150-200 grammi pro capite di filetto di manzo (io ho fatto un misto di manzo e vitello) tagliato a cubetti monoboccone di un paio di centimetri di lato;






un vassoio extralarge stracolmo di verdure fresche e croccanti tagliate a bastoncino o come vi pare, da gustare in pinzimonio come contorno alla carne;






tante sfiziose salsine preferibilmente fatte in casa (tanto la maggior parte di esse si possono preparare con qualche giorno di anticipo e conservare in frigorifero, protette da pellicola trasparente), tra cui non possono mancare le quattro sopracitate (se non vi piacciono le darete al gatto).

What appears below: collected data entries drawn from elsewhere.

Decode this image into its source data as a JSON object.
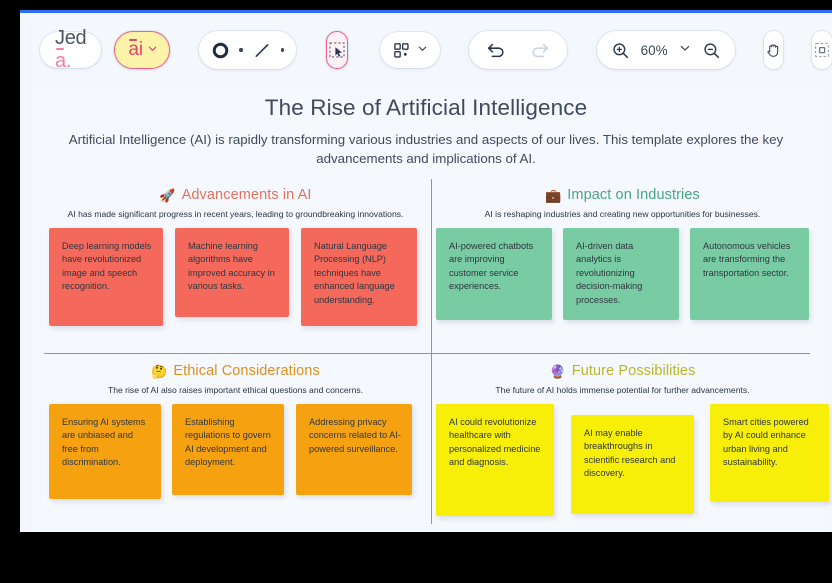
{
  "toolbar": {
    "logo": {
      "text_pre": "Jed",
      "text_a": "a",
      "text_dot": "."
    },
    "ai_button": {
      "label": "ai",
      "icon": "chevron-down-icon"
    },
    "shape_tools": {
      "circle": "circle-shape-icon",
      "line": "line-shape-icon"
    },
    "select_tool": {
      "icon": "select-marquee-icon"
    },
    "grid_tool": {
      "icon": "layout-grid-icon",
      "caret": "chevron-down-icon"
    },
    "undo": {
      "icon": "undo-arrow-icon"
    },
    "redo": {
      "icon": "redo-arrow-icon"
    },
    "zoom_in": {
      "icon": "zoom-in-icon"
    },
    "zoom_level": "60%",
    "zoom_caret": "chevron-down-icon",
    "zoom_out": {
      "icon": "zoom-out-icon"
    },
    "pan_tool": {
      "icon": "hand-pan-icon"
    },
    "frame_tool": {
      "icon": "frame-crop-icon"
    }
  },
  "deck": {
    "title": "The Rise of Artificial Intelligence",
    "subtitle": "Artificial Intelligence (AI) is rapidly transforming various industries and aspects of our lives. This template explores the key advancements and implications of AI."
  },
  "quadrants": [
    {
      "id": "advancements",
      "emoji": "🚀",
      "emoji_name": "rocket-icon",
      "title": "Advancements in AI",
      "title_color": "#e3725f",
      "description": "AI has made significant progress in recent years, leading to groundbreaking innovations.",
      "card_color": "#f4695b",
      "cards": [
        "Deep learning models have revolutionized image and speech recognition.",
        "Machine learning algorithms have improved accuracy in various tasks.",
        "Natural Language Processing (NLP) techniques have enhanced language understanding."
      ]
    },
    {
      "id": "impact",
      "emoji": "💼",
      "emoji_name": "briefcase-icon",
      "title": "Impact on Industries",
      "title_color": "#4aa582",
      "description": "AI is reshaping industries and creating new opportunities for businesses.",
      "card_color": "#79cba3",
      "cards": [
        "AI-powered chatbots are improving customer service experiences.",
        "AI-driven data analytics is revolutionizing decision-making processes.",
        "Autonomous vehicles are transforming the transportation sector."
      ]
    },
    {
      "id": "ethics",
      "emoji": "🤔",
      "emoji_name": "thinking-face-icon",
      "title": "Ethical Considerations",
      "title_color": "#dd8f21",
      "description": "The rise of AI also raises important ethical questions and concerns.",
      "card_color": "#f6a210",
      "cards": [
        "Ensuring AI systems are unbiased and free from discrimination.",
        "Establishing regulations to govern AI development and deployment.",
        "Addressing privacy concerns related to AI-powered surveillance."
      ]
    },
    {
      "id": "future",
      "emoji": "🔮",
      "emoji_name": "crystal-ball-icon",
      "title": "Future Possibilities",
      "title_color": "#b7b62c",
      "description": "The future of AI holds immense potential for further advancements.",
      "card_color": "#f7ef07",
      "cards": [
        "AI could revolutionize healthcare with personalized medicine and diagnosis.",
        "AI may enable breakthroughs in scientific research and discovery.",
        "Smart cities powered by AI could enhance urban living and sustainability."
      ]
    }
  ],
  "colors": {
    "accent_bar": "#2f6df6",
    "canvas_bg": "#f5f8fd",
    "brand_pink": "#f0638a",
    "divider": "#8a95a6"
  }
}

Non credo che occorra istruirvi su come tagliare carne e verdure, per cui passo direttamente a spiegarvi come si fanno le salsine... eccetto la "bourguignonne", di cui non sono riuscita a reperire la ricetta. Ne ho acquistato un vasetto di marca francese al supermercato e leggendo gli ingredienti riportati sull'etichetta ho capito che è a base di vino rosso, malgrado all'assaggio sappia più di aceto. Eccola:







Bene, ora finalmente potrò dare uno scopo alla mia vita: scoprire la ricetta della "sauce bourguignonne"! Eccovi le altre.






SALSA KETCHUP
INGREDIENTI:


500 grammi di polpa di pomodoro fresco, senza semi
(io ho usato i perini da sugo)

50 ml di ottimo aceto di vino rosso

50 ml di olio extravergine di oliva

40 grammi di zucchero semolato

1 cucchiaino raso di sale

1 cucchiaino di maizena

1 cipolla

1 carota

1 gambo di sedano

1 spicchio di aglio

un pezzetto di stecca di cannella

qualche chiodo di garofano

peperoncino a piacere



Il ketchup non ha certo bisogno di presentazione. Mi ha divertito prepararlo in casa e non appena l’ho assaggiato mi è partito un sorriso a trentadue denti, perché mi è venuto davvero buono, molto più di quello in commercio! Fate dorare nell’olio caldo le verdure tritate; aggiungete la polpa di pomodoro, la cannella e i chiodi di garofano e lasciate cuocere per un quarto d’ora a fuoco basso. A questo punto unite l’aceto, lo zucchero, il sale ed il peperoncino spezzettato; mescolate e proseguite la cottura per un’oretta, sempre tenendo la fiamma al minimo e bagnando con qualche cucchiaio di acqua calda se la salsa tendesse a restringersi prematuramente. A cottura quasi ultimata aggiungete la maizena sciolta in una tazzina di acqua tiepida, per favorire l’addensamento. Passate il tutto al passaverdure o al frullatore: la vostra deliziosa salsa ketchup è bell’e pronta!





      AJVAR



E’ una salsa a base di peperoni rossi, tipica dei Balcani ma molto diffusa anche nella nostra Trieste: ottima!!!



INGREDIENTI:


3 peperoni rossi grandi e carnosi (o 4 più piccoli)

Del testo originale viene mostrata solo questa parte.